Parce que les mots ont leurs limites mais un si grand pouvoir, Parce que l'écrit est ce qui restera de plus tangible de nos passages... Parce que l'intimité se crée par le langage, Et l'amitié par les lignes en partage.
Je ne sais toujours pas qui est Toi.
Je ne sais pas non plus qui tu deviendras.
Je ne sais de toi que ce que tu me remets.
Je ne sais de toi que ce que je peux entendre, comprendre, discerner, toucher, sentir aujourd’hui.
Chaque mot, chaque silence, chaque regard, évitement, tout ce qui passe entre nous me dit mieux ta personne.
Le prénom que j’aime murmurer, le prénom qui déclenche ma tendresse, habite ma mémoire. Il est le lieu sacré de mes images et celui où fondent mes parois invisibles. Il est la preuve première de ton existence. Il fait chanter et palpiter mon cœur. Quelqu’un prononce-t-il ton prénom ? Même en ton absence, toujours il remue quelque chose en moi. Il me met en émoi.

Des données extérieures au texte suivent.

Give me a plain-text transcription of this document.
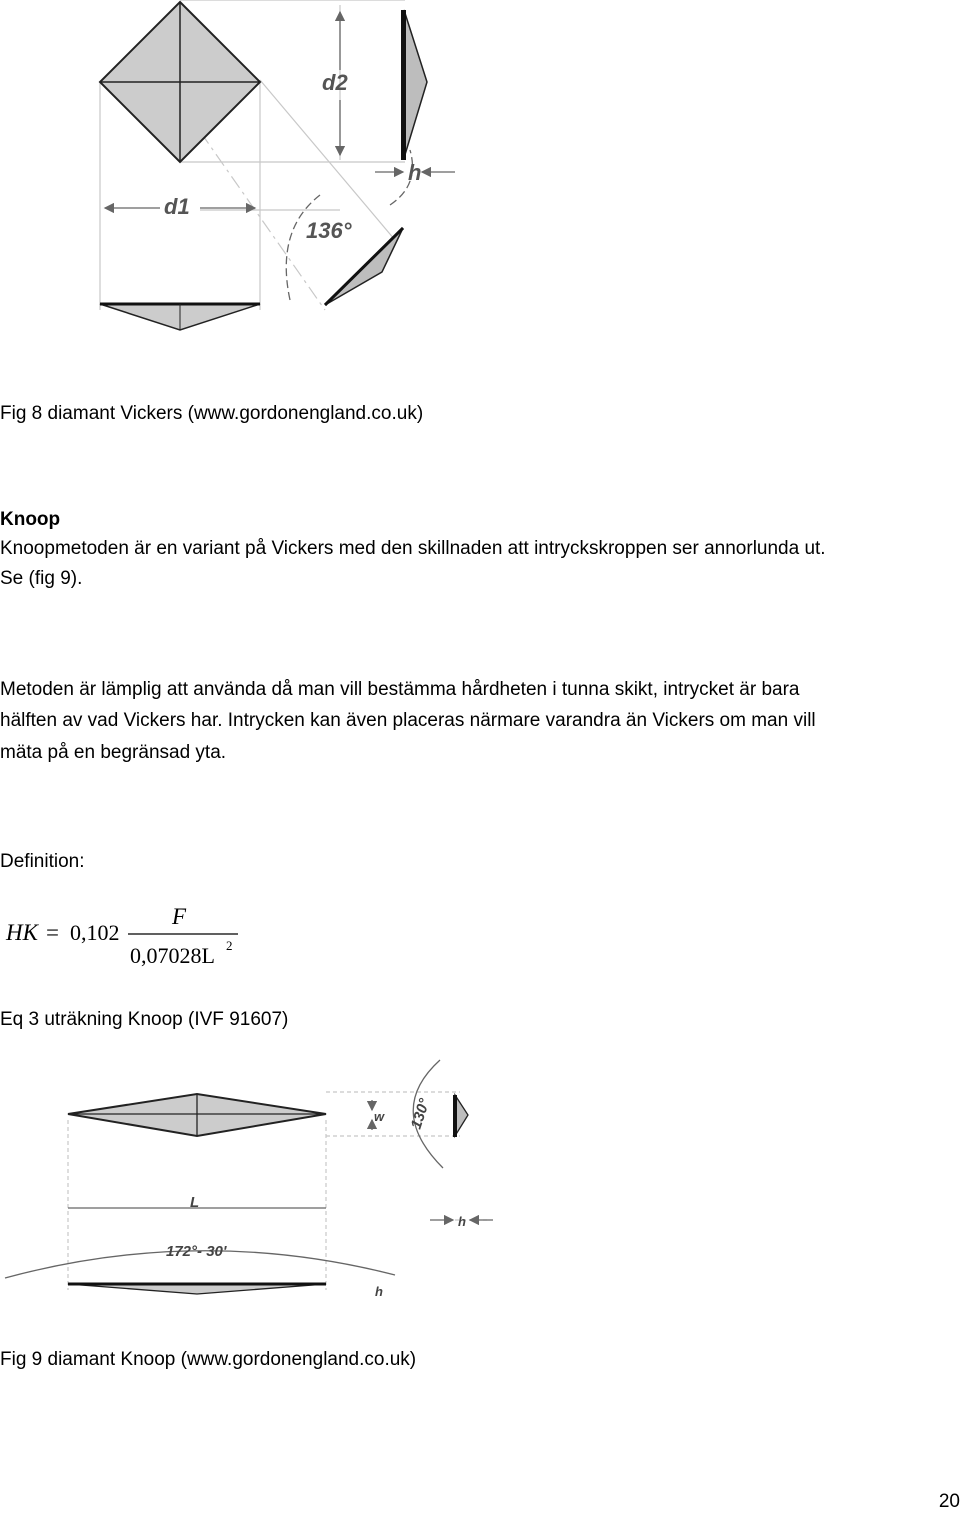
d2
h
d1
136°
Fig 8 diamant Vickers (www.gordonengland.co.uk)
Knoop
Knoopmetoden är en variant på Vickers med den skillnaden att intryckskroppen ser annorlunda ut.
Se (fig 9).
Metoden är lämplig att använda då man vill bestämma hårdheten i tunna skikt, intrycket är bara
hälften av vad Vickers har. Intrycken kan även placeras närmare varandra än Vickers om man vill
mäta på en begränsad yta.
Definition:
HK = 0,102
F
0,07028L 2
Eq 3 uträkning Knoop (IVF 91607)
w 130°
L
h
172°- 30'
h
Fig 9 diamant Knoop (www.gordonengland.co.uk)
20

S’ils regardaient vraiment mon visage, ils ne pourraient manquer de le voir.
Il a une profondeur et une résonance qui appellent des vibrations imperceptibles du dehors mais qui s’étendent et se propagent dans le dédale de mes veines, sous ma peau, chatouillent mon ventre. Quelque chose qui s’agite comme un feuillage sous le souffle de son passage.